Australian health workers are fighting back. Public rallies have been held, and Dr Sanggaran has released an open letter signed by 40 or so doctors who have worked in detention facilities, challenging authorities to prosecute them.

They have even forced a retreat of sorts, with the government now claiming that it never intended to target whistleblowers and that the law would affect only “sensitive operational information”, not disclosures made in the public interest.

Even so, there seems little doubt that many will think twice before contemplating a job in immigration detention, deterred by the prospect of being caught between their duty of care to patients and a potential prison sentence.

Even before the new legislation, doctors and other professionals were forced to sign a confidentiality agreement, meaning that those who spoke out risked losing their jobs, harming their careers and possible prosecution.

For Dr Sanggaran, though, like many others, there was simply no choice. “These are some of the most vulnerable people you can imagine.

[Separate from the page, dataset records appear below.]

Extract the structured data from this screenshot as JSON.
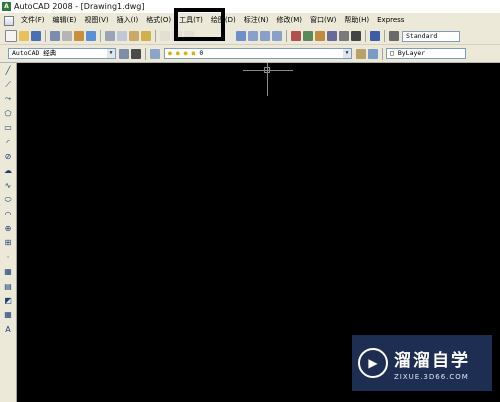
{
  "window": {
    "title": "AutoCAD 2008 - [Drawing1.dwg]",
    "app_icon_letter": "A"
  },
  "menubar": {
    "items": [
      "文件(F)",
      "编辑(E)",
      "视图(V)",
      "插入(I)",
      "格式(O)",
      "工具(T)",
      "绘图(D)",
      "标注(N)",
      "修改(M)",
      "窗口(W)",
      "帮助(H)",
      "Express"
    ]
  },
  "toolbar": {
    "text_style": "Standard",
    "workspace": "AutoCAD 经典",
    "layer_value": "0",
    "color_value": "ByLayer"
  },
  "left_toolbar": {
    "icons": [
      "line-icon",
      "construction-line-icon",
      "polyline-icon",
      "polygon-icon",
      "rectangle-icon",
      "arc-icon",
      "circle-icon",
      "revision-cloud-icon",
      "spline-icon",
      "ellipse-icon",
      "ellipse-arc-icon",
      "insert-block-icon",
      "make-block-icon",
      "point-icon",
      "hatch-icon",
      "gradient-icon",
      "region-icon",
      "table-icon",
      "multiline-text-icon"
    ],
    "glyphs": [
      "╱",
      "⟋",
      "⤳",
      "⬠",
      "▭",
      "◜",
      "⊘",
      "☁",
      "∿",
      "⬭",
      "◠",
      "⊕",
      "⊞",
      "·",
      "▦",
      "▤",
      "◩",
      "▦",
      "A"
    ]
  },
  "watermark": {
    "title": "溜溜自学",
    "subtitle": "ZIXUE.3D66.COM"
  },
  "colors": {
    "canvas": "#000000",
    "highlight_box": "#000000",
    "chrome": "#ece9d8"
  }
}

They’ve come from war-torn countries, they’ve often got visible signs of torture on their bodies, they’re pregnant women, they’re children.

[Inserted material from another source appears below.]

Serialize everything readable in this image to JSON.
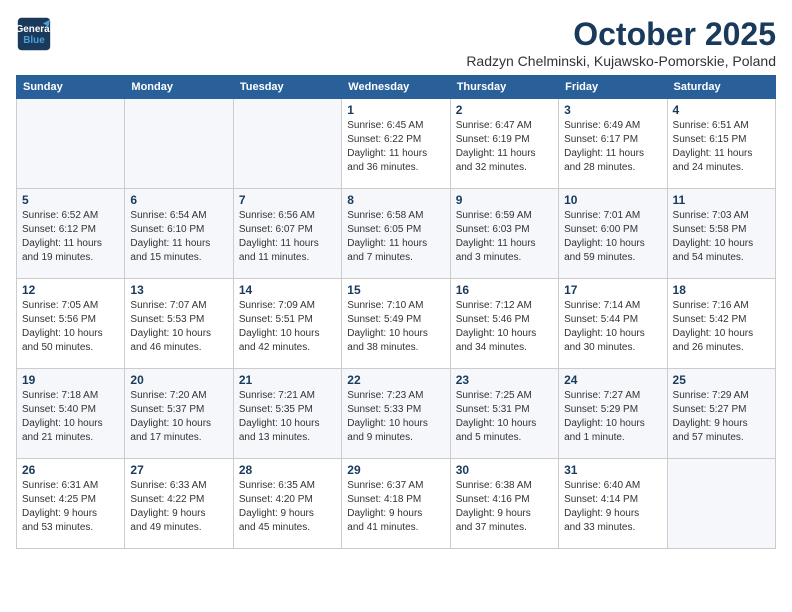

“We’re taking tortured and traumatised refugees and putting them into dysfunctional camps with poor conditions and really terrible medical care, sometimes indefinitely, and children are being denied an education.”

And these are the ones that make it – or made it before Tony Abbott’s conservative government slammed the door shut on people fleeing Afghanistan, Iran, Iraq, Sri Lanka and Myanmar.

Mr Abbott boasts that he has “stopped the boats”, although in reality the boats are still leaving from Indonesia, the main transit country for asylum-seekers from the Middle East and South Asia: they get intercepted by the Australian Navy mid-ocean, turned round and sent back.

These “on-water operations” are shrouded in extraordinary secrecy, with the Australian public – as well as MPs – given little or no information. The new law gagging doctors draws the veil down even further.

Meanwhile, the Labor Party recently helped to defeat a Greens party motion that would have introduced mandatory reporting for child abuse in the centres – already the case in every Australian state and territory.

Facilities at the Manus Island Regional Processing Facility (Getty) (Getty Images)

While Australia’s Human Rights Commission recently highlighted the sexual abuse of women and children in the Nauru camp, as well as the sweltering and insanitary living conditions, it was the sub-standard healthcare at Christmas Island that scandalised Dr Sanggaran.

Exhausted and filthy asylum-seekers straight off the boat had their medication taken from them and thrown away, he says, even though often the drugs they needed were not available on the island.

People whose conditions would have seen them admitted as emergency cases and operated on almost immediately in an Australian city were forced to wait weeks and sometimes months to be transferred to the mainland.

“I’m talking about conditions that are potentially life-threatening,” says Dr Sanggaran. “Some people developed complications, I’m sure, that will give them life-long problems, long-term disabilities, as a result of the delay.”